Brahms: Wir sind es bei aller Vielfalt in der Bremischen Evangelischen Kirche und bei der starken Autonomie der Gemeinden nicht wirklich gewöhnt, eine theologische Auseinandersetzung zu führen. Wir haben dafür wenige Gelegenheiten und bislang keine institutionell abgesicherten Orte. Für mich ist aus dieser Debatte die Herausforderung entstanden, dass wir das auch als Kirchenausschuss fördern und initiieren müssen. In welcher Form, wissen wir noch nicht. Damit werden wir uns jetzt beschäftigen – ob das Podiumsdiskussionen sind, ob wir Gäste von außen einladen…
Bei allen theologischen Meinungsverschiedenheiten halte ich für wichtig, dass wir ein Grunddokument haben, auf das wir uns gut beziehen können, nämlich "Das christliche Zeugnis in einer multireligiösen Welt" von der Evangelischen Weltallianz, vom Ökumenischen Rat der Kirchen und einer päpstlichen Kommission unterschrieben. Darin steht ganz viel davon, wie wir in einer solchen multireligiösen Welt mit Respekt mit anderen Religionen oder Konfessionen und vielleicht auch theologischen Richtungen in unserer Kirche umgehen können. Das halte ich für eine gute Basis. Und darüber zu diskutieren, lohnt sich, glaube ich, weil wir bei aller Meinungsvielfalt eine Basis des respektvollen Umgangs miteinander finden müssen.

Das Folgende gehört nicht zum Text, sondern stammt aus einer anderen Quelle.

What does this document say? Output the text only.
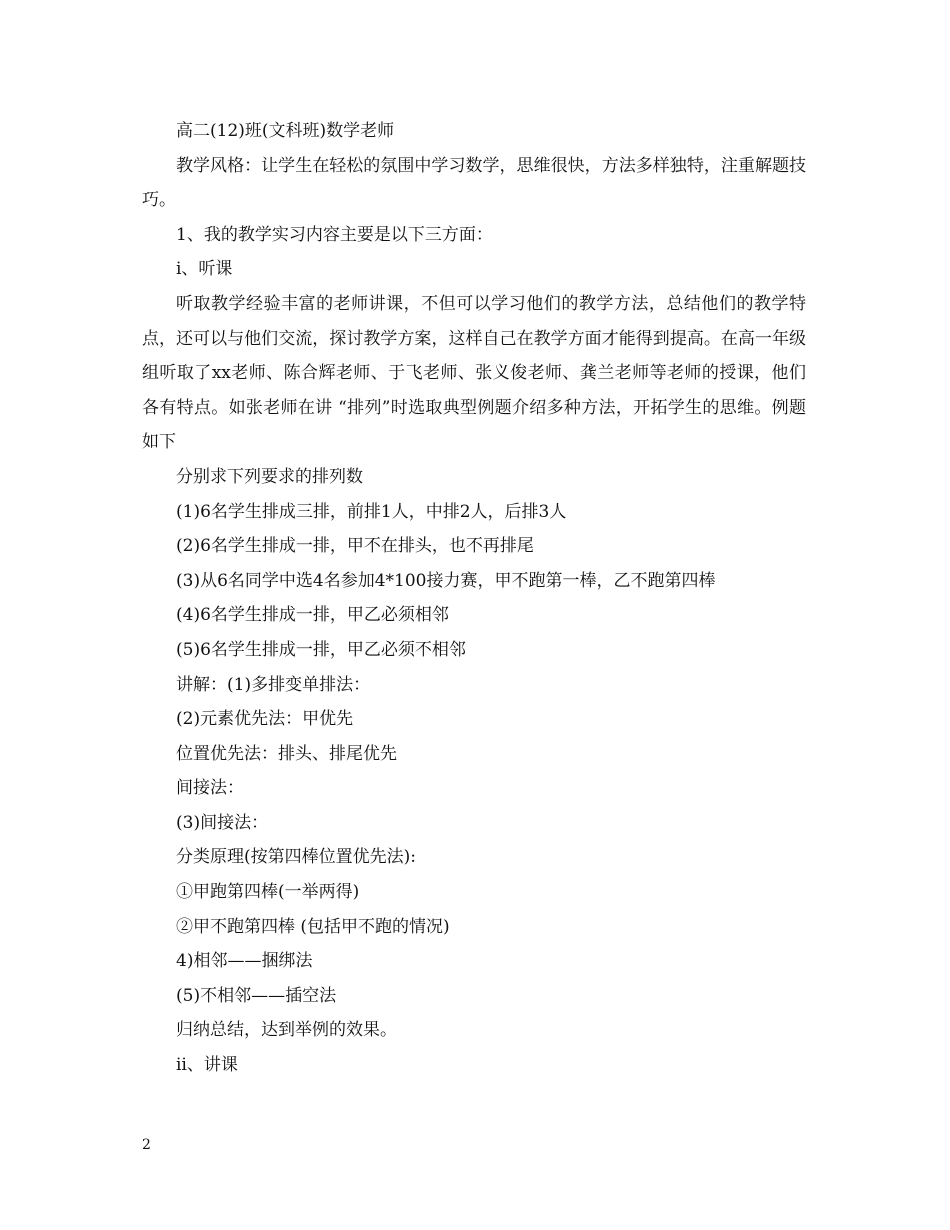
高二(12)班(文科班)数学老师

教学风格：让学生在轻松的氛围中学习数学，思维很快，方法多样独特，注重解题技巧。

1、我的教学实习内容主要是以下三方面：

ⅰ、听课

听取教学经验丰富的老师讲课，不但可以学习他们的教学方法，总结他们的教学特点，还可以与他们交流，探讨教学方案，这样自己在教学方面才能得到提高。在高一年级组听取了xx老师、陈合辉老师、于飞老师、张义俊老师、龚兰老师等老师的授课，他们各有特点。如张老师在讲 “排列”时选取典型例题介绍多种方法，开拓学生的思维。例题如下

分别求下列要求的排列数

(1)6名学生排成三排，前排1人，中排2人，后排3人

(2)6名学生排成一排，甲不在排头，也不再排尾

(3)从6名同学中选4名参加4*100接力赛，甲不跑第一棒，乙不跑第四棒

(4)6名学生排成一排，甲乙必须相邻

(5)6名学生排成一排，甲乙必须不相邻

讲解：(1)多排变单排法：

(2)元素优先法：甲优先

位置优先法：排头、排尾优先

间接法：

(3)间接法：

分类原理(按第四棒位置优先法):

①甲跑第四棒(一举两得)

②甲不跑第四棒 (包括甲不跑的情况)

4)相邻——捆绑法

(5)不相邻——插空法

归纳总结，达到举例的效果。

ⅱ、讲课

2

Sie haben angesprochen, dass eine Form gefunden werden muss. Finden Sie es gut und richtig, dass Pastorinnen und Pastoren die Form gewählt haben, auf die Straße zu gehen und eine Demo vor dem Dom abzuhalten?
Brahms: Das gehört auch mit zur Meinungsfreiheit und Vielfalt unserer Kirche. Der Auslöser, das muss man noch einmal klar sagen, war die Predigt in der St. Martini-Gemeinde. Indem Pastorinnen und Pastoren sich unter unser Plakat gestellt haben – und dieses Plakat heißt, gemeinsam mit der gesamten Stadt: "Bremen ist bunt! Wir leben Vielfalt!" – haben sie ein Zeichen gesetzt: Dafür steht die Bremische Evangelische Kirche. Und dafür stehen auch die Pastorinnen und Pastoren und ganz viele Gemeinden und Christenmenschen in unserer Stadt. Es war der vorrangige Fokus, dieses deutlich zu machen. Das ist erstmal ein wichtiges Zeichen, aber noch keine theologische Auseinandersetzung.

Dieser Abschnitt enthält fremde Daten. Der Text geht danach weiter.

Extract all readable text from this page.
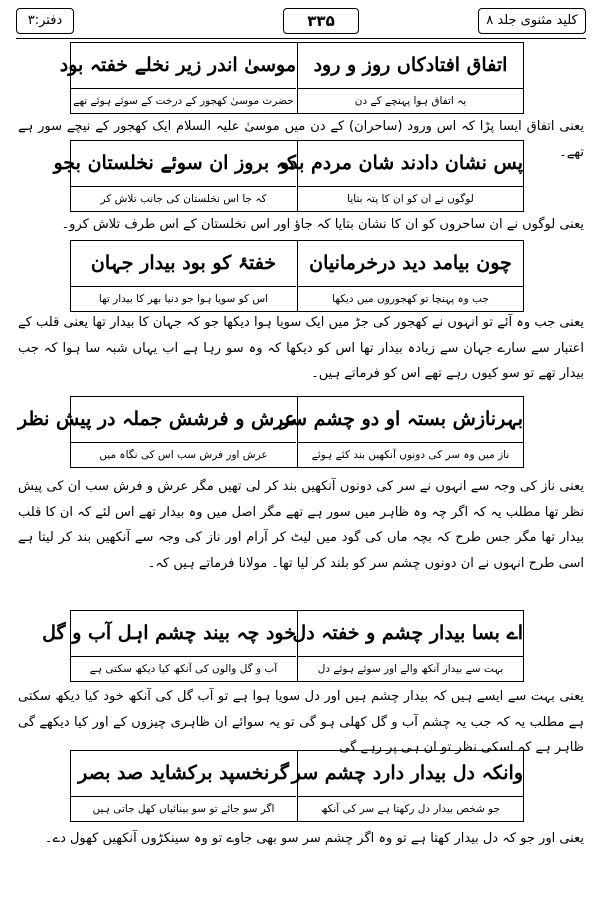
کلید مثنوی جلد ۸
۳۳۵
دفتر:۳
اتفاق افتادکاں روز و رود
یہ اتفاق ہوا پہنچے کے دن
موسیٰ اندر زیر نخلے خفتہ بود
حضرت موسیٰ کھجور کے درخت کے سوئے ہوئے تھے
یعنی اتفاق ایسا پڑا کہ اس ورود (ساحران) کے دن میں موسیٰ علیہ السلام ایک کھجور کے نیچے سور ہے تھے۔
پس نشان دادند شان مردم بدو
لوگوں نے ان کو ان کا پتہ بتایا
کہ بروز ان سوئے نخلستان بجو
کہ جا اس نخلستان کی جانب تلاش کر
یعنی لوگوں نے ان ساحروں کو ان کا نشان بتایا کہ جاؤ اور اس نخلستان کے اس طرف تلاش کرو۔
چون بیامد دید درخرمانیان
جب وہ پہنچا تو کھجوروں میں دیکھا
خفتۂ کو بود بیدار جہان
اس کو سویا ہوا جو دنیا بھر کا بیدار تھا
یعنی جب وہ آئے تو انہوں نے کھجور کی جڑ میں ایک سویا ہوا دیکھا جو کہ جہان کا بیدار تھا یعنی قلب کے اعتبار سے سارے جہان سے زیادہ بیدار تھا اس کو دیکھا کہ وہ سو رہا ہے اب یہاں شبہ سا ہوا کہ جب بیدار تھے تو سو کیوں رہے تھے اس کو فرماتے ہیں۔
بہرنازش بستہ او دو چشم سر
ناز میں وہ سر کی دونوں آنکھیں بند کئے ہوئے
عرش و فرشش جملہ در پیش نظر
عرش اور فرش سب اس کی نگاہ میں
یعنی ناز کی وجہ سے انہوں نے سر کی دونوں آنکھیں بند کر لی تھیں مگر عرش و فرش سب ان کی پیش نظر تھا مطلب یہ کہ اگر چہ وہ ظاہر میں سور ہے تھے مگر اصل میں وہ بیدار تھے اس لئے کہ ان کا قلب بیدار تھا مگر جس طرح کہ بچہ ماں کی گود میں لیٹ کر آرام اور ناز کی وجہ سے آنکھیں بند کر لیتا ہے اسی طرح انہوں نے ان دونوں چشم سر کو بلند کر لیا تھا۔ مولانا فرماتے ہیں کہ۔
اے بسا بیدار چشم و خفتہ دل
بہت سے بیدار آنکھ والے اور سوئے ہوئے دل
خود چہ بیند چشم اہل آب و گل
آب و گل والوں کی آنکھ کیا دیکھ سکتی ہے
یعنی بہت سے ایسے ہیں کہ بیدار چشم ہیں اور دل سویا ہوا ہے تو آب گل کی آنکھ خود کیا دیکھ سکتی ہے مطلب یہ کہ جب یہ چشم آب و گل کھلی ہو گی تو یہ سوائے ان ظاہری چیزوں کے اور کیا دیکھے گی ظاہر ہے کہ اسکی نظر تو ان ہی پر رہے گی۔
وانکہ دل بیدار دارد چشم سر
جو شخص بیدار دل رکھتا ہے سر کی آنکھ
گرنخسپد برکشاید صد بصر
اگر سو جائے تو سو بینائیاں کھل جاتی ہیں
یعنی اور جو کہ دل بیدار کھتا ہے تو وہ اگر چشم سر سو بھی جاوے تو وہ سینکڑوں آنکھیں کھول دے۔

In Bremen sind die Gemeinden selbständiger als in anderen Landeskirchen und genießen laut ihrer Kirchenverfassung Glaubens-, Gewissens- und Lehrfreiheit. Hat die Bremische Evangelische Kirche irgendeine Handhabe gegenüber Pastor Latzel? Kann sie ihm beispielsweise verbieten, zu predigen?
Brahms: Nein, das können wir nicht. Die Verfassung sieht solche Dinge nicht vor. Ich weiß auch gar nicht, ob wir da so besonders sind in der EKD. Ich glaube, auch in anderen Landeskirchen ist es nicht ganz so einfach, einem Pastor die Kanzel zu verbieten. Aber die Glaubens-, Gewissens- und Lehrfreiheit ist eine starke Ausformung der konfessionellen und theologischen Verschiedenheit in der Bremischen Evangelischen Kirche. Insofern: Nein, wir haben keine Handhabe, in irgendeiner Weise vom Kirchenausschuss zu bestimmen, dass er Kanzelverbot bekommt oder so etwas. Das kann bei uns nur eine Gemeinde entscheiden.

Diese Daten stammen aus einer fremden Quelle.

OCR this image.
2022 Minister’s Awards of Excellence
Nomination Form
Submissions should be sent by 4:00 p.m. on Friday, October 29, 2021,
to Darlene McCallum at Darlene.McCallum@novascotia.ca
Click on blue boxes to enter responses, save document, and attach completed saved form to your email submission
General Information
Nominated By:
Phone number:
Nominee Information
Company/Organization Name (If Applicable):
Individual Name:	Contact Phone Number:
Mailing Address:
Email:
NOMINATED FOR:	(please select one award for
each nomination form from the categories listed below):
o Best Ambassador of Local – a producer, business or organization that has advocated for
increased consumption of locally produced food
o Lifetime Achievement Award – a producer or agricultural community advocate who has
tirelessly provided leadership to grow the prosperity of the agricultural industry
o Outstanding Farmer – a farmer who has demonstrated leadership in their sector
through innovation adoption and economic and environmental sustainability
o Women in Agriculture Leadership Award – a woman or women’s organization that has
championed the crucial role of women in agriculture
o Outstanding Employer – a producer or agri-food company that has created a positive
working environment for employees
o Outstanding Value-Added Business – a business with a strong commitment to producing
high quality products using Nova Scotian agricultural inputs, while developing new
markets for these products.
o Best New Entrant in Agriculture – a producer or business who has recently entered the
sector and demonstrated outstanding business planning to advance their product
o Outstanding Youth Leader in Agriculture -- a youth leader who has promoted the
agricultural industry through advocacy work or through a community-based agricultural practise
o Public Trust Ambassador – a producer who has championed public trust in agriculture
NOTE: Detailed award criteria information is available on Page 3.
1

Wie wird sich die Leitung der Bremischen Evangelischen Kirche weiterhin verhalten?
Brahms: Die St. Martini-Gemeinde hat angekündigt, am Sonntag eine Erklärung abzugeben, die werden wir bewerten. Uns ist ganz wichtig, dass wir jetzt wirklich zur Deeskalation beitragen, dass wir möglichst mit Sorgfalt - auch mit genügend Zeit - auf die ganze Sache gucken, dass wir notwendige Gespräche weiter führen und jetzt auch nicht drängeln lassen. Zunächst muss erstmal der Kirchenausschuss die Dinge anschauen und bewerten - und dann sehen wir weiter, welche Schritte sich daraus noch ergeben.